In the hustle and bustle of our daily lives we don’t tend to give our time to thinking about the future. But the other day a simple breakfast meal led to doing exactly that. I was with an aging cousin, Walter, a former expert salesman and investment advisor who has become infirm in his senior years. I knew he had several doctors and took medicine. It wasn’t until breakfast time, however, that I realized how many medicines Walter took – and I was bowled over.

There at his place setting next to his coffee and daily sunny side up egg his wife had placed a cup with 13, yes 13, pills. Green ones, white ones, orange ones, round and oblong, big and small. There were pills for his heart and his blood pressure and his urtoo many pillsine flow and his mood. There were diuretics, anti-depressants, blood thinners and rhythm regulators.

I got to thinking that Walter is not at all unusual. As our population ages, we have more things that are wrong with us and the pharmaceutical industry has responded with a drug for this and that. In Walter’s case modern medicines are keeping him alive, although at significant expense. Powerful drugs have to be dosed just right, monitored, and understood by the patient and their entire healthcare team. It is easy to make a mistake and that could be costly, even deadly.

My cousin Jean, Walter’s wife, is meticulous about seeing that the right pills are dispensed at the right time and that Walter takes them as prescribed, but not everyone has that type of support. And not everyone has pharmacists who are attentive or a varied group of specialists who think cautiously about the interactions with medicines another doctor has prescribed.

In thinking about the coming age of “chronic cancer,” I’ve realized more of us may be taking more than one pill to live well with cancer. As we age we may have other chronic conditions too. We may need to lower our cholesterol, thin our blood and reduce our blood pressure. We may have digestion medicines and something for our mental health. The complexity of therapy at home may grow for many of us.

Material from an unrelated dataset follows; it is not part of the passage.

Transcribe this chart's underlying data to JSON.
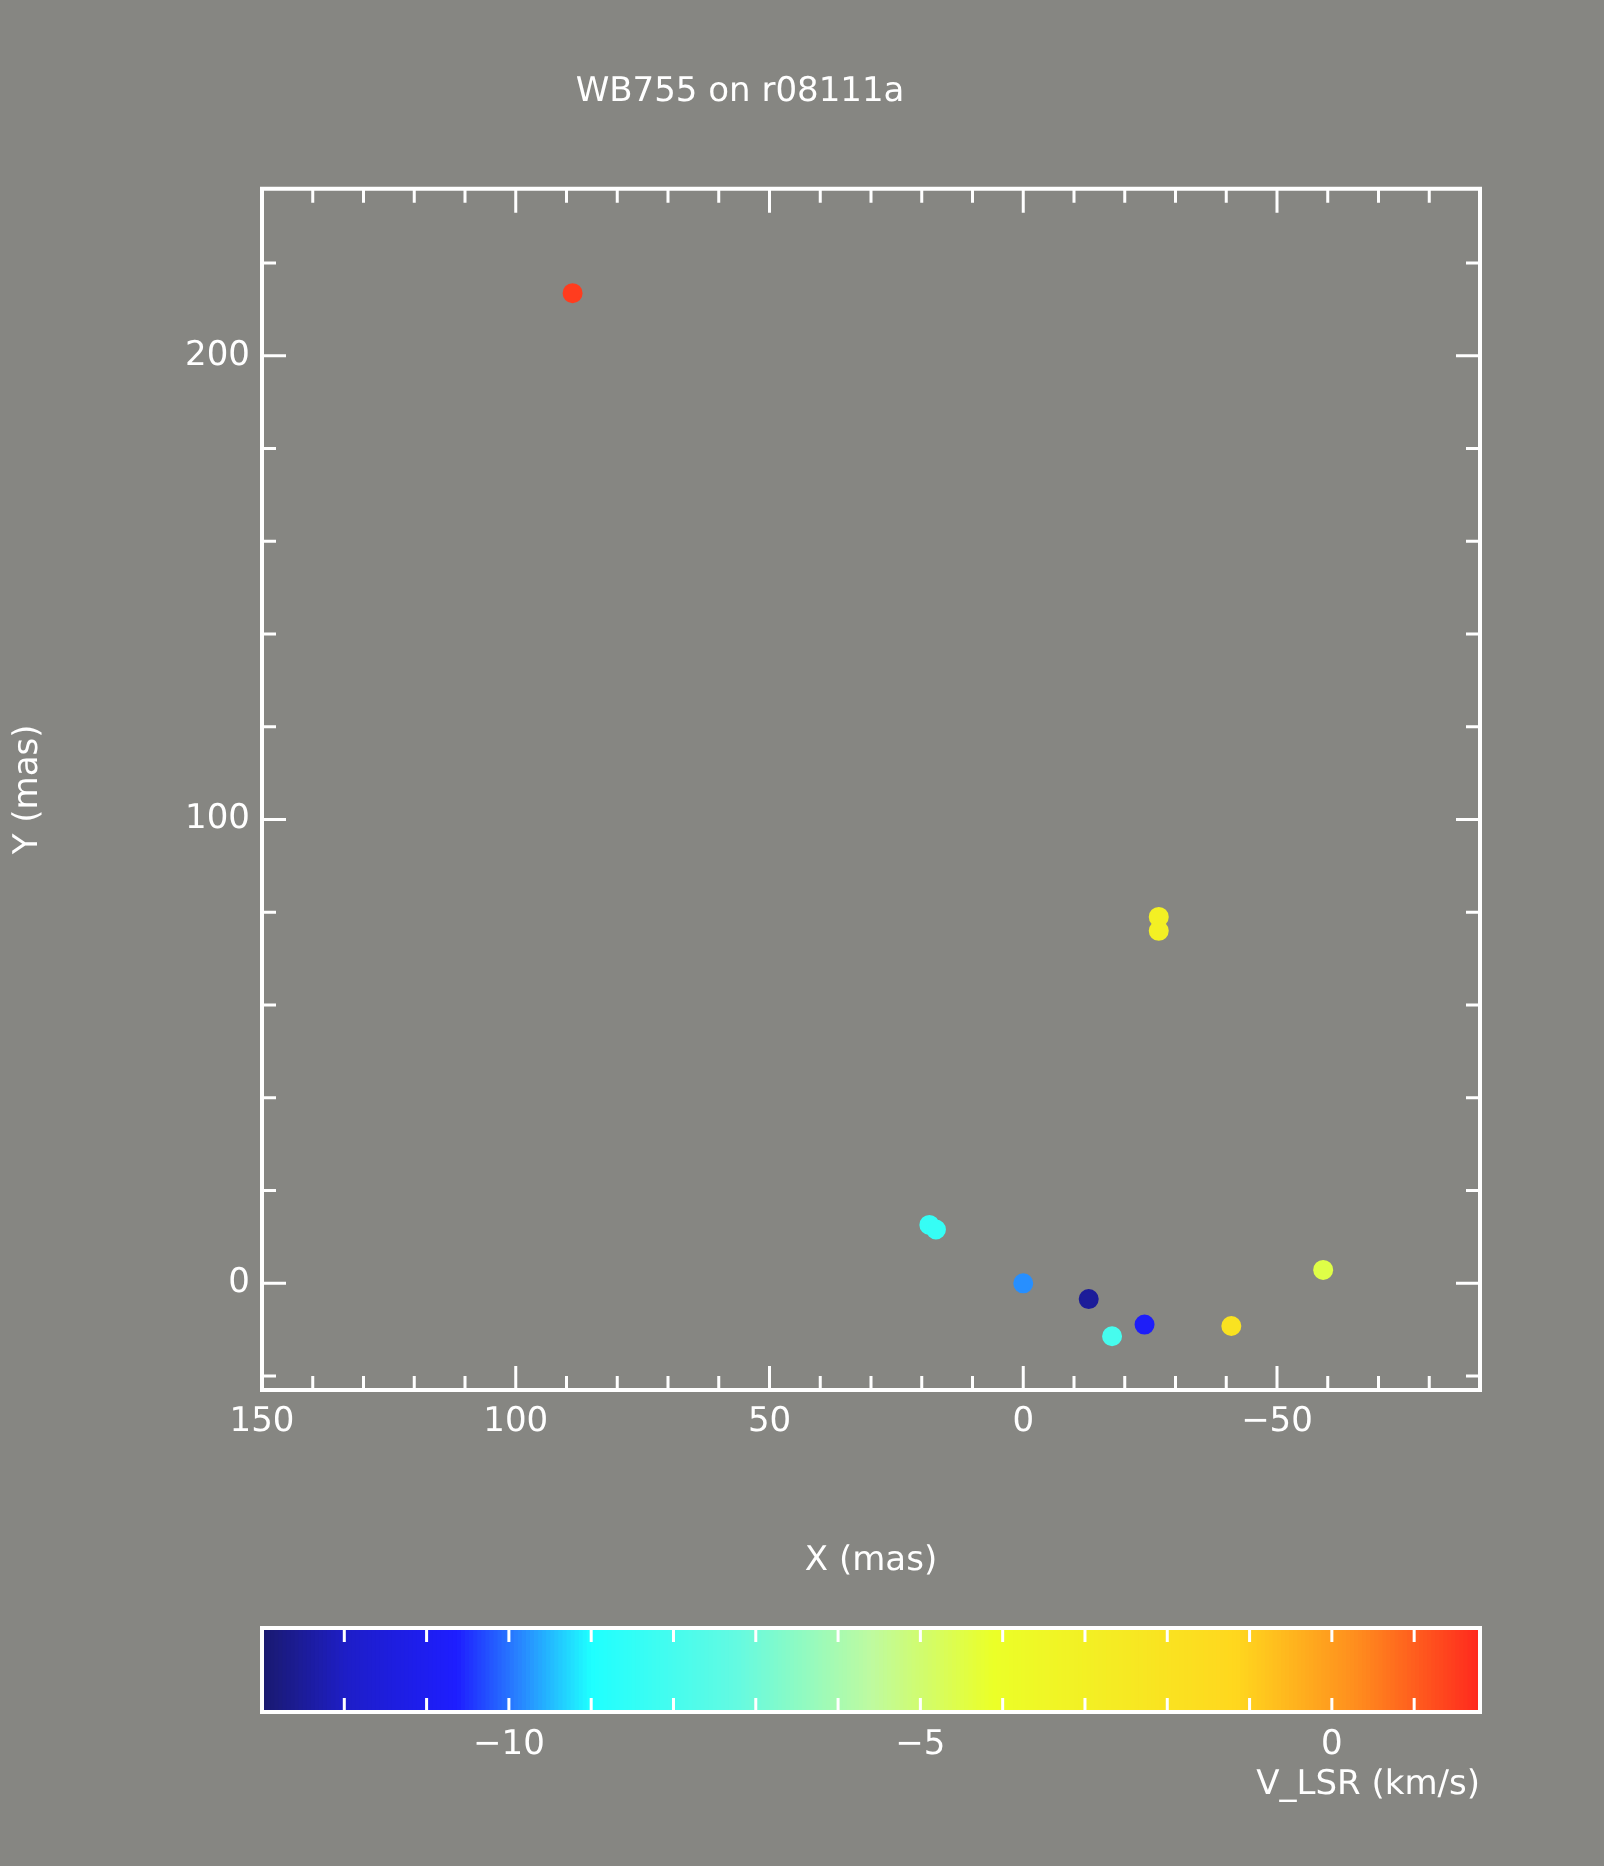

This will put more responsibility on each of us. I suggest you push some of that responsibility on your family doctor and their nurse. Tell them clearly you want them to be your medicine “quarterback.” Review your medicines with them, the ones they have prescribed and the ones the other doctors have prescribed. Always ask about safety, side effects, dosages and how your care can be simplified.

Medical specialists have more drugs than ever to choose from to treat illness or to counteract the side effects of another medicine, but if we are not careful we can find ourselves taking drug upon drug – at great expense, and at some risk. I would urge vigilance, caution and shared responsibility.

Walter is doing pretty well with good doctors, his wife’s support and his own understanding of his medicines. I hope his health remains stable for many years but his morning, and afternoon, medicine routine is a wake up call for so many of us and indicates what our own home therapy may be like. It’s not to be feared, but it will take diligence and careful assistance from people we trust to keep everything in safe balance.